I have not studied to see how the existing capability-based operating systems solve this problem, because it seems that this is not a simple solution. If the capabilities are very fine-grained, to make certain that IPC really cannot happen, that might be cumbersome to use, while coarse-grained capabilities could be circumvented. To really prevent IPC without appropriate capabilities, a lot of the convenient features of a UNIX-like system must be forbidden, like the existence of files that can be read by any user, or directories like /tmp , where anyone can write a file.
You still need code signing because users need to be able to grant privileges in a way that sticks across upgrades. The object they want to privilege isn't a set of files on disk but a logical app as defined by (more or less) a brand name+app name even as it changes over time.

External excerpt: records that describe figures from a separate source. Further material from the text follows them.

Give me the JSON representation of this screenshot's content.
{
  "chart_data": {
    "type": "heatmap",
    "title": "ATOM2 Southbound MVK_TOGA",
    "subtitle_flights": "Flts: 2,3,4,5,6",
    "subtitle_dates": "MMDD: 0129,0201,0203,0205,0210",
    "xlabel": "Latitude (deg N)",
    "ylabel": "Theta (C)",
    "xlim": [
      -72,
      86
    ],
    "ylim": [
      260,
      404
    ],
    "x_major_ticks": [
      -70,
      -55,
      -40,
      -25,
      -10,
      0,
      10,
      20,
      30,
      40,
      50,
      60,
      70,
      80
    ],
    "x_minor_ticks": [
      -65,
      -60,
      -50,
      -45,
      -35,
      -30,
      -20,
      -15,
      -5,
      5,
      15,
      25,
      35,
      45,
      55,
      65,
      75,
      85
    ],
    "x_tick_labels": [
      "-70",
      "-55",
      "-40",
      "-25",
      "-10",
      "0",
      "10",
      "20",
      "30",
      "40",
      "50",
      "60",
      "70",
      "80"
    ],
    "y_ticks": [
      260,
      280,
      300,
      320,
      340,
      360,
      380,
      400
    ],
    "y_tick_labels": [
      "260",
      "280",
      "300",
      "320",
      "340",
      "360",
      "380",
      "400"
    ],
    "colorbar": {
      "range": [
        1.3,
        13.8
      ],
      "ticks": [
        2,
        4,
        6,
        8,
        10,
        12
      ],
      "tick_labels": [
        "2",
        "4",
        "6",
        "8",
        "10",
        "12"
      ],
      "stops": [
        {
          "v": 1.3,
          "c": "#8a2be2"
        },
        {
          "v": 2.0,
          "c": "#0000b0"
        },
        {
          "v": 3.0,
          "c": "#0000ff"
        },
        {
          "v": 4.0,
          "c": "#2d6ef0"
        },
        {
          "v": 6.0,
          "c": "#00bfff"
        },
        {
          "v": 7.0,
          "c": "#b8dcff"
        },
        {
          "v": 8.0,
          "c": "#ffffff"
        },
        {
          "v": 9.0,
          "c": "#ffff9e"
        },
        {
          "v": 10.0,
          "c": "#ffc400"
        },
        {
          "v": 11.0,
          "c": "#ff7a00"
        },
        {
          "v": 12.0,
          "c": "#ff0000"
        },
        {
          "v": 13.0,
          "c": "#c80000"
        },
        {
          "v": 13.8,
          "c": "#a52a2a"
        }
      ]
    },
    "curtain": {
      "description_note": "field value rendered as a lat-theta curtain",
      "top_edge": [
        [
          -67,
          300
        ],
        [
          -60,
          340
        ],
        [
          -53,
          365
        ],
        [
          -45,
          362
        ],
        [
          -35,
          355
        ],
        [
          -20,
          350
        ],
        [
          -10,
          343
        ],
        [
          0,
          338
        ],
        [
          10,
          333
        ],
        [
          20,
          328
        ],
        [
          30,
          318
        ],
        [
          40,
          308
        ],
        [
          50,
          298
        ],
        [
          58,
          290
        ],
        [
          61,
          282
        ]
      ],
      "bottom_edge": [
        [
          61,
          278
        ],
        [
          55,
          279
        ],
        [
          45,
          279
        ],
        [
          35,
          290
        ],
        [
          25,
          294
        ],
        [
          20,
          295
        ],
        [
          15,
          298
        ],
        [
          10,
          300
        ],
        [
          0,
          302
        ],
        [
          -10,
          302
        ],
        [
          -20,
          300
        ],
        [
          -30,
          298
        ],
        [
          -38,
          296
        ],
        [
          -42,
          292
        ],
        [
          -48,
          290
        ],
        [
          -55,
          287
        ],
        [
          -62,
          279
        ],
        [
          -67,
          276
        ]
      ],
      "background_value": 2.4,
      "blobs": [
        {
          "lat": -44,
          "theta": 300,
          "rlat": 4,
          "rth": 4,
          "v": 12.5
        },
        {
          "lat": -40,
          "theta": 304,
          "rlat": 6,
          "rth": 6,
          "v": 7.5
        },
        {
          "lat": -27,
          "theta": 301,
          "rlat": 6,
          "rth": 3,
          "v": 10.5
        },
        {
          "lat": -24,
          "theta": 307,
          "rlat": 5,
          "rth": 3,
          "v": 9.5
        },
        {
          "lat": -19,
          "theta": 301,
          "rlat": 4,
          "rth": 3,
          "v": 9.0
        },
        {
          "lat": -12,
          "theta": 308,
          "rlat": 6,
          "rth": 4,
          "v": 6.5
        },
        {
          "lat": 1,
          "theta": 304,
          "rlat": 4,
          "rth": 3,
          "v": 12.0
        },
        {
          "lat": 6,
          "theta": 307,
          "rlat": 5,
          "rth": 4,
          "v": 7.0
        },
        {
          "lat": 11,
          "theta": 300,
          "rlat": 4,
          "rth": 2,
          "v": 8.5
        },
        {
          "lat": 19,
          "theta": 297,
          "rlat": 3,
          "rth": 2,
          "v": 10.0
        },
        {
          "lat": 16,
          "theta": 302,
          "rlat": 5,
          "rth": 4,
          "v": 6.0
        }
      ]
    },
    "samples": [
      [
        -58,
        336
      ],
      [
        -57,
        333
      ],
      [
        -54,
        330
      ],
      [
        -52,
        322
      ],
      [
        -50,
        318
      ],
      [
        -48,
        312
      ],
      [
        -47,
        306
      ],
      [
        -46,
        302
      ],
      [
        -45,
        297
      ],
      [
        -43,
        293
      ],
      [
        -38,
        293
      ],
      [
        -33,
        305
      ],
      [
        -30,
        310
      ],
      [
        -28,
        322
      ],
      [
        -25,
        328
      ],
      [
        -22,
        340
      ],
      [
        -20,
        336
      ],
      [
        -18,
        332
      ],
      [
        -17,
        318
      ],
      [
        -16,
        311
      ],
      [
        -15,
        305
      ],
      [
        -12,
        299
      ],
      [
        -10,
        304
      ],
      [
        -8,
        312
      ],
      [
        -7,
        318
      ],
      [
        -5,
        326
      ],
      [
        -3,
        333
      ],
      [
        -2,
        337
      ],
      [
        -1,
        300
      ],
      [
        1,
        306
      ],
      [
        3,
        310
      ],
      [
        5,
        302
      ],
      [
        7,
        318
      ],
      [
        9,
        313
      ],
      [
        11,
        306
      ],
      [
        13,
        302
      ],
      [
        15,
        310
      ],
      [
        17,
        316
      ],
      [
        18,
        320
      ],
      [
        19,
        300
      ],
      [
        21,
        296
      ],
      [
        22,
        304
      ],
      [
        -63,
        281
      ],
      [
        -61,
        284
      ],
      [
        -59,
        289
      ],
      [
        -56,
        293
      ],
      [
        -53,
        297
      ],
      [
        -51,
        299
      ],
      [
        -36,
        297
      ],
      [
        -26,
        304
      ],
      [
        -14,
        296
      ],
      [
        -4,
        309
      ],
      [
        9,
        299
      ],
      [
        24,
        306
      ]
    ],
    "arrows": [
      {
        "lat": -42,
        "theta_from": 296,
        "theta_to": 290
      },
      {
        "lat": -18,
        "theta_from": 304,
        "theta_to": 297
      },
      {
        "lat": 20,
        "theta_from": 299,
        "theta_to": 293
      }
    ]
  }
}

You still need antivirus software because users can be tricked into giving capabilities to programs that appear legit but are actually malicious.
Modern operating systems (iOS, Android) are capability oriented operating systems to the extent that makes sense. For some reason there's a meme that says capabilities are a magic wand that solves all security problems, but it's not the case.
Wasn’t that the reason why Microsoft went allout against Java? Write once, run anywhere. JVM was a “trojan horse” and theoretically could have dominated the world.
If a binary has the capability to withdraw money from my account, I don't want that capability given to just any binary.
I've recently been looking into Guix SD as a solution. Its package management is designed to keep programs independent of each other, so containers are cheap and lightweight. Trying out untrusted software is as easy as `guix shell --container --pure --no-cwd [program]`, which blocks access to the network, file system, and environment variables. Right now I'm adding more advanced capability management: limits on CPU, memory, storage space, network use, etc.
https://blog.invisiblethings.org/2008/09/02/three-approaches...
Or some exotic processor no one would ever sell successfully. =3
There is likely a PoC around someplace if people dig a bit. =3
It happened in 2006 and never happened after that. I would consider it as secure as it gets.
The paper adds little to TCSEC/"Orange Book"/FOLDOC publications. Yet the poster doesn't deserve all the negative karma.
On a consumer CPU/GPU/NPU, software just isn't going to be enough to fix legacy design defects. Have a great day. =3
Idk, just guessing
It's probably a bot nonetheless, which poses the question: why do people do that? What do they gain by posting resume comments on HN with LLM bots?
Rebuild everything from scratch, with AI agents. Then make them prove what they wrote.